Chairman of the Bar Council’s Committee on Personal Data Protection, Deepak Pilliai, points out that what is obvious is that there is a general lack of transparency on the measures implemented by public and private sector bodies to protect against unauthorised use and mishandling of personal data. This lack of transparency does not serve to instil confidence and engender trust in the public as to the security of their personal data, and it most definitely needs to be addressed, he notes.

“As such, in relation to the public sector, the government should consider drawing up rules to govern the collection, use and handling of personal data by government agencies. The way to achieve this is to either extend the application of the PDPA to government agencies, or to draw up separate legislation on data protection which would apply to government agencies. Both models have been adopted in other more mature jurisdictions,” he reiterates.
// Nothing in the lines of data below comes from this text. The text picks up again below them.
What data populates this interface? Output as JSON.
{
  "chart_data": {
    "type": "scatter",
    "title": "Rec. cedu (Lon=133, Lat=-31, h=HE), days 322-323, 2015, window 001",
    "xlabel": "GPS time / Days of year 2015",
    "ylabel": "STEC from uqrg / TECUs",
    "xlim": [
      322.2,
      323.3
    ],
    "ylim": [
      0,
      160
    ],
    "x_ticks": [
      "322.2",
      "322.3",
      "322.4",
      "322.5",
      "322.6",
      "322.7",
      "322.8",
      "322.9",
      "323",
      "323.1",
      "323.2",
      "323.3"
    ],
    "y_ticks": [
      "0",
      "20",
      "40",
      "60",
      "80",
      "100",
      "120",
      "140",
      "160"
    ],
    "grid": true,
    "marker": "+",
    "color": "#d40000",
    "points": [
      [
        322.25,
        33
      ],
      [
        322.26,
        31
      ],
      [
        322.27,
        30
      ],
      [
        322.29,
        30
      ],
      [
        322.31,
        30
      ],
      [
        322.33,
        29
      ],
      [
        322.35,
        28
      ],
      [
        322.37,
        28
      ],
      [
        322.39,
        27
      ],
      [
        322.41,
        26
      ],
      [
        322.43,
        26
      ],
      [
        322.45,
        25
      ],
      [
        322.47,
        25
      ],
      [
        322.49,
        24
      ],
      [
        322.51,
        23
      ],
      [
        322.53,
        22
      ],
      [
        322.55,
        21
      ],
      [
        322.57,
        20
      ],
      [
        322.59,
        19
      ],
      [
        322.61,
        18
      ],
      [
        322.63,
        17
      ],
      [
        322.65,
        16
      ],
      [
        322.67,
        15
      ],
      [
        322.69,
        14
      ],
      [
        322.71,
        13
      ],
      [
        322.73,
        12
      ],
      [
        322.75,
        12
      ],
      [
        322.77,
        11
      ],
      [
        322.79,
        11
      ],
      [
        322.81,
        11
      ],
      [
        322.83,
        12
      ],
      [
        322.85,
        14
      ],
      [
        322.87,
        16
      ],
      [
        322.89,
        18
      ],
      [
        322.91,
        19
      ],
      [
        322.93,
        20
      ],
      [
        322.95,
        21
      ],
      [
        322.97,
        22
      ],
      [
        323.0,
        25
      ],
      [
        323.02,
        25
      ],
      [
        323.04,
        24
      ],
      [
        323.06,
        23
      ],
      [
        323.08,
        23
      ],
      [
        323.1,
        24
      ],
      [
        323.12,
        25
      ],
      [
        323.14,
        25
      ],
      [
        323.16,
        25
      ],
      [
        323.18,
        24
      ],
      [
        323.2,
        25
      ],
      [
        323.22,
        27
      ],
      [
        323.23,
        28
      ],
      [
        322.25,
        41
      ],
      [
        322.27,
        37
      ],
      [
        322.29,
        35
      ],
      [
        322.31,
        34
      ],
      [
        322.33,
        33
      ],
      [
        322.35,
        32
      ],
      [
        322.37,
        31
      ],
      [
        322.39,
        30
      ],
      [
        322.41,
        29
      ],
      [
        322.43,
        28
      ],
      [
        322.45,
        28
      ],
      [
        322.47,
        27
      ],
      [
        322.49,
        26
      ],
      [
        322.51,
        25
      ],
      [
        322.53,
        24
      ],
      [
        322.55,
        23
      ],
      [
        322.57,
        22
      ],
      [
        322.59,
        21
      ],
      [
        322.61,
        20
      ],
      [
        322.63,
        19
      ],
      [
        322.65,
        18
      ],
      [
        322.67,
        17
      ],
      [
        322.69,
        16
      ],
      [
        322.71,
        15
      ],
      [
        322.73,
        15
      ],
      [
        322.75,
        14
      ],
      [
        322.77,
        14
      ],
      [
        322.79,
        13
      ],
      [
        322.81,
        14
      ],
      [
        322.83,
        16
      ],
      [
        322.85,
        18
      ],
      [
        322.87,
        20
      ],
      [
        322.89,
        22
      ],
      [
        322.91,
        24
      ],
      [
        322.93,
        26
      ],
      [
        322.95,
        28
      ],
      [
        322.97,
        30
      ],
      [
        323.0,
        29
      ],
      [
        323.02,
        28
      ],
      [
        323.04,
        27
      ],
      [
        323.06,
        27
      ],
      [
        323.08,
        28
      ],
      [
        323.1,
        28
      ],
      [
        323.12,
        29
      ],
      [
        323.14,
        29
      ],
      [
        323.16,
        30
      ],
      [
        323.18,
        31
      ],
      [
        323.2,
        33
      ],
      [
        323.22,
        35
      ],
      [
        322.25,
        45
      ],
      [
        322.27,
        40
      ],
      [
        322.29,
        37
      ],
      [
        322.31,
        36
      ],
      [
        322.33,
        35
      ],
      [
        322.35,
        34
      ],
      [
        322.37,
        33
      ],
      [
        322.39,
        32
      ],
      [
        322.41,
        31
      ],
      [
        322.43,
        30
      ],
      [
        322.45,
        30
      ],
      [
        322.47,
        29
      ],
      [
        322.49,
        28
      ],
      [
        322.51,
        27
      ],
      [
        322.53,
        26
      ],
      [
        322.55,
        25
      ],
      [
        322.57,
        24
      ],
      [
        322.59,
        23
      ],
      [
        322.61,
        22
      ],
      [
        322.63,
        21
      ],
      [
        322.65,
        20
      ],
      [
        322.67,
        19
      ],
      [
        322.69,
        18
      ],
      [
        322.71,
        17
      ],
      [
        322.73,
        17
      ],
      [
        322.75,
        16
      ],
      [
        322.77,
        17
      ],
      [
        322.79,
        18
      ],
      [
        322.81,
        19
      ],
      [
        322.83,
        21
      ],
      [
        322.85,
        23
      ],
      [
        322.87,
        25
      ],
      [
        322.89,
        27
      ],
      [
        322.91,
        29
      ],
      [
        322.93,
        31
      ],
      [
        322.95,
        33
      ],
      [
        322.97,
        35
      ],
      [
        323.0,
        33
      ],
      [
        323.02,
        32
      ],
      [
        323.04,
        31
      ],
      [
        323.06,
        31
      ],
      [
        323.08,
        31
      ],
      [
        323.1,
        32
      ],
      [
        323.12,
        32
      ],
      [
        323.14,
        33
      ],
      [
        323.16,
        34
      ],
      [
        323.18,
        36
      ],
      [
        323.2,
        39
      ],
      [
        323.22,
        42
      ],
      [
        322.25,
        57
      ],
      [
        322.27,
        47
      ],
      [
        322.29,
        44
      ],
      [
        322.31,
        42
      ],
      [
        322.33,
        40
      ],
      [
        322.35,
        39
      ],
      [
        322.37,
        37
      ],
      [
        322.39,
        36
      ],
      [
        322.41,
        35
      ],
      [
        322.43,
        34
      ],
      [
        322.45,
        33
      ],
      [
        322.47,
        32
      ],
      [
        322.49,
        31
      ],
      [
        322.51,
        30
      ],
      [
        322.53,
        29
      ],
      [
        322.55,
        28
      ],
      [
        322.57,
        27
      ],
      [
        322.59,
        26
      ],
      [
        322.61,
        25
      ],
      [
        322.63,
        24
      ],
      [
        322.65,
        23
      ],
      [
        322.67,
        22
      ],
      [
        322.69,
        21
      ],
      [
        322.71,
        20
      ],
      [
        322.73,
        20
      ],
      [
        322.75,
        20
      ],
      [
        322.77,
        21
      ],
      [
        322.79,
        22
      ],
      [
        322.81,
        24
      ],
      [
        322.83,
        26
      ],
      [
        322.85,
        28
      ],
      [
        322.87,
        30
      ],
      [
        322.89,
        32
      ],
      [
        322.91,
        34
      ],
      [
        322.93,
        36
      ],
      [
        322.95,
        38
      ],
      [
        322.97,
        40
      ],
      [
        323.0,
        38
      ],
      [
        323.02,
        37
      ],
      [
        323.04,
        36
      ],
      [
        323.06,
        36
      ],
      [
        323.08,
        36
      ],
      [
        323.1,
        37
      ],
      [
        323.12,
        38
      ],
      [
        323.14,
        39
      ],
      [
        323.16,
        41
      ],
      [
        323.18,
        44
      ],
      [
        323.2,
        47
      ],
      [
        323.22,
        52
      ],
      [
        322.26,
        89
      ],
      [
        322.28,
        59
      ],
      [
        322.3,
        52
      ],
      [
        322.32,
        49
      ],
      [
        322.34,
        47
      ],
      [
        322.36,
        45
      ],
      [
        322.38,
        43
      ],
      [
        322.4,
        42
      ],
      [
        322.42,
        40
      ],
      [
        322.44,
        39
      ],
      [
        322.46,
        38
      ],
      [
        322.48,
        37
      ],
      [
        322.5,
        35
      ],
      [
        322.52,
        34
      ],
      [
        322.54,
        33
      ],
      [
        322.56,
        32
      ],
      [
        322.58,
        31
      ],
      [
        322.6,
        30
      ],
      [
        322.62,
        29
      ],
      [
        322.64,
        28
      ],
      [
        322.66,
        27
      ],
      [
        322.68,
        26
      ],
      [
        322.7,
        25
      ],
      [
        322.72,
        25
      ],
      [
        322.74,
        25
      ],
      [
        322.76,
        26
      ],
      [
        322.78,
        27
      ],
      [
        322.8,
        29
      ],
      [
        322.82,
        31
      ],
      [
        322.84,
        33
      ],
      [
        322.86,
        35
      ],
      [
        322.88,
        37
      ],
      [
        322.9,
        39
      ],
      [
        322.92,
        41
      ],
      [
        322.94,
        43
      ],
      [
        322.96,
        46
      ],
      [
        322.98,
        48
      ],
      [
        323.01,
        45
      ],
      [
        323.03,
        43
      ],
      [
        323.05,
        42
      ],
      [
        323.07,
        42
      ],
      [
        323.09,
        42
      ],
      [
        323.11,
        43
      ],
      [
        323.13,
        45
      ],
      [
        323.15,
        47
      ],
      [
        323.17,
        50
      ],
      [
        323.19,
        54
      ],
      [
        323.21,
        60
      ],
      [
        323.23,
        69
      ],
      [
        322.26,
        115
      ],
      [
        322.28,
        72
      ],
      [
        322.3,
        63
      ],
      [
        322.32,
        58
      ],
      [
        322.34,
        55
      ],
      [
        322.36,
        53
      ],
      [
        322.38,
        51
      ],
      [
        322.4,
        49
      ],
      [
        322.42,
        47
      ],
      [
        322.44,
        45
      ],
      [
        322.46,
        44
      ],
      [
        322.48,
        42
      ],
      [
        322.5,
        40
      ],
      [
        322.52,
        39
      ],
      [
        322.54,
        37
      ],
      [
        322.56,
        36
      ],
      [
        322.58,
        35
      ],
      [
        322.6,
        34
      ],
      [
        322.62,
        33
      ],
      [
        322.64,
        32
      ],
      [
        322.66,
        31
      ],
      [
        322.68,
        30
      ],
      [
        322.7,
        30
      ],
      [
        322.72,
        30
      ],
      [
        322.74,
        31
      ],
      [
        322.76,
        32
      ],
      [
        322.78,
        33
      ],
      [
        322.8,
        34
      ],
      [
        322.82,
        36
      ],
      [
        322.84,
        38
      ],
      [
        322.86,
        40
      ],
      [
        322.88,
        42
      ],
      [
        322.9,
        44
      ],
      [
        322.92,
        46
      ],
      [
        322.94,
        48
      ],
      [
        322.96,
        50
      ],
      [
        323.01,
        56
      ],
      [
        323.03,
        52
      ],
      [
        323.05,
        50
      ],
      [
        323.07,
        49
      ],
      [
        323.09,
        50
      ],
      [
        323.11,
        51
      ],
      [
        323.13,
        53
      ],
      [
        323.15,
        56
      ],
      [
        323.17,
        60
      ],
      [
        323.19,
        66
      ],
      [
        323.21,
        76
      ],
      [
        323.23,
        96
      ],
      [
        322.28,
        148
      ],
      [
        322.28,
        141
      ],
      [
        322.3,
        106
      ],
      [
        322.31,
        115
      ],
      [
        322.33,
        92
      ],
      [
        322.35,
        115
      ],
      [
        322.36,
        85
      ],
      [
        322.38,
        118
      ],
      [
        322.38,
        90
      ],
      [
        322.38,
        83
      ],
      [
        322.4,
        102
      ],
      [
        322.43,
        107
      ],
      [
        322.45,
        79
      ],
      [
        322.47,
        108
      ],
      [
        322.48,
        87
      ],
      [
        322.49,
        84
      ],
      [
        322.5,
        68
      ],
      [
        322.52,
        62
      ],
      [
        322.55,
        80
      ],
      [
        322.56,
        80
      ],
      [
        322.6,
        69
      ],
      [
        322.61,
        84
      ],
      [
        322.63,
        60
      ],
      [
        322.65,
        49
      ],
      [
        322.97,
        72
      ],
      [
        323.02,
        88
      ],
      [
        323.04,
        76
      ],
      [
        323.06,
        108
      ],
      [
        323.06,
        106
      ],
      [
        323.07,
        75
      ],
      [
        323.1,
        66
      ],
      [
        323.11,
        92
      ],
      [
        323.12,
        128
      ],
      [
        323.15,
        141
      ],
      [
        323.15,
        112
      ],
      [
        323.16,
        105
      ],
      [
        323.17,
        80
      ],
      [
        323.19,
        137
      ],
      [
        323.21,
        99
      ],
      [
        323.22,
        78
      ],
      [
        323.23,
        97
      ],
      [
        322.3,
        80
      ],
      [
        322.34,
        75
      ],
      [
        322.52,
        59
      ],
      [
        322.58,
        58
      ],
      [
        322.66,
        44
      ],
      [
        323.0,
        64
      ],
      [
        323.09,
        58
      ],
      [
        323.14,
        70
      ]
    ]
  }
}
Transparency International Malaysia (TI-M) also urges the government to set a more transparent and sustainable approach towards dealing with data leaks and data breaches as they are a national security issue.

“Firstly, we need a long-term solution for data privacy and security. The problem appears to be recurring and tends to be reported by the press before the government takes any steps to inform the public, whether it involves promises of investigation, or outright denial,” said TI-Malaysia President Muhammad Mohan in a statement.

Another is transparency in the data breach and data leak investigations. The investigations previously initiated and currently underway have to do with national interest.

TI-M also urges the government to transparently share with the public what the findings of the previous investigations are, what action has been taken against those responsible, and what remedial measures have been implemented in the affected organisations or agencies.

The same methodology must be applied to the hilt for investigations in the latest and future data leaks, said TI-M.

Deepak notes that apart from certain sectors (e.g. banking and securities sectors), there is currently a general lack of transparency on data breaches suffered by organisations as there is no general data breach notification requirement under the PDPA to require data users to notify regulators and individuals about data breach incidents that are suffered by their organisations.

“The introduction of a mandatory data breach notification regime under the PDPA will serve to keep individuals informed of any potential risks that they may suffer as a result of a data breach, as well as enable them to take the necessary mitigation measures in order to reduce their exposure,“ he says.

“Apart from this, there is a crying need for a cyber security law in Malaysia which will require critical national information infrastructure (CNII) providers (e.g. banking and finance, telecommunications, health, energy, transportation services) to adhere to certain minimum information security standards and require them to report any breaches of security to the regulator. In my view this is one of the key missing pieces of cyber-legislation in Malaysia and it is a necessary part of the government’s digital economy blue-print and its efforts to digitalise our economy,” he says.